Alice Guy Directed Over 300 Films


I've been pretty much neglecting The List I began about a year ago - perhaps I was disheartened by the Twilight debacle

To recap: I started a series of posts focusing on various female film directors. I wondered why so shockingly few women through the past 100+ years have had successful careers (particularly in the US), and why it was still so ludicrously difficult for women to get movies financed and made.

Today, Fuzzy Bastard forwarded a really interesting article about Alice Guy, yet another female pioneer of cinema I had never heard of. Back in 1895 when the Lumière brothers more or less invented the movies and screened their short films, Alice Guy, a secretary at the Gaumont still camera company was in the audience. Gaumont "allowed" her to film some shorts on her day off for no pay, and Guy proceeded to invent narrative cinema.

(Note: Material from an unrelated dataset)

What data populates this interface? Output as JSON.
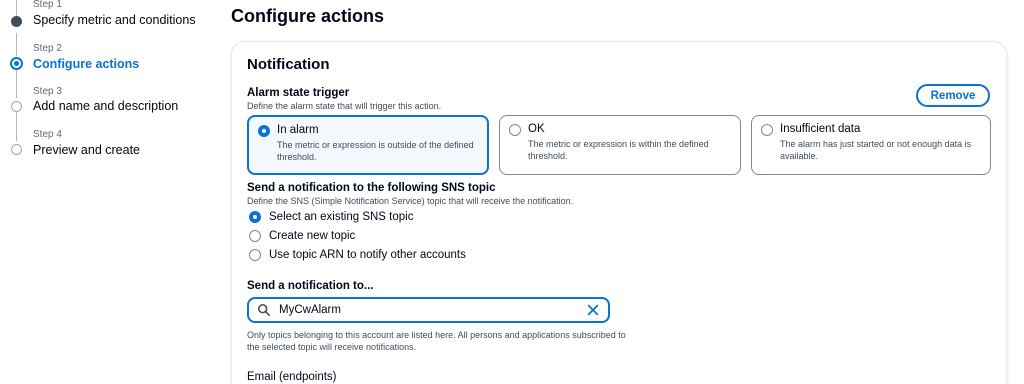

A surprising number of her films survive, which makes it even more unfortunate that she has been almost entirely forgotten. Wonderfully, Kino has just released a DVD which contains more than 50 of her films. Here, she filmed music hall performer "Little Tich" in 1900. Jaques Tati cited this short as an influence.



"Le Tonneau Ivre" is a charming little comedy short from 1906:



Guy eventually made her way to New York and set up a film studio in Fort Lee. She subsequently directed some films for the Hollywood studios, returning to France in 1922. She was unable to find work and never made another film. She died in New Jersey in 1968.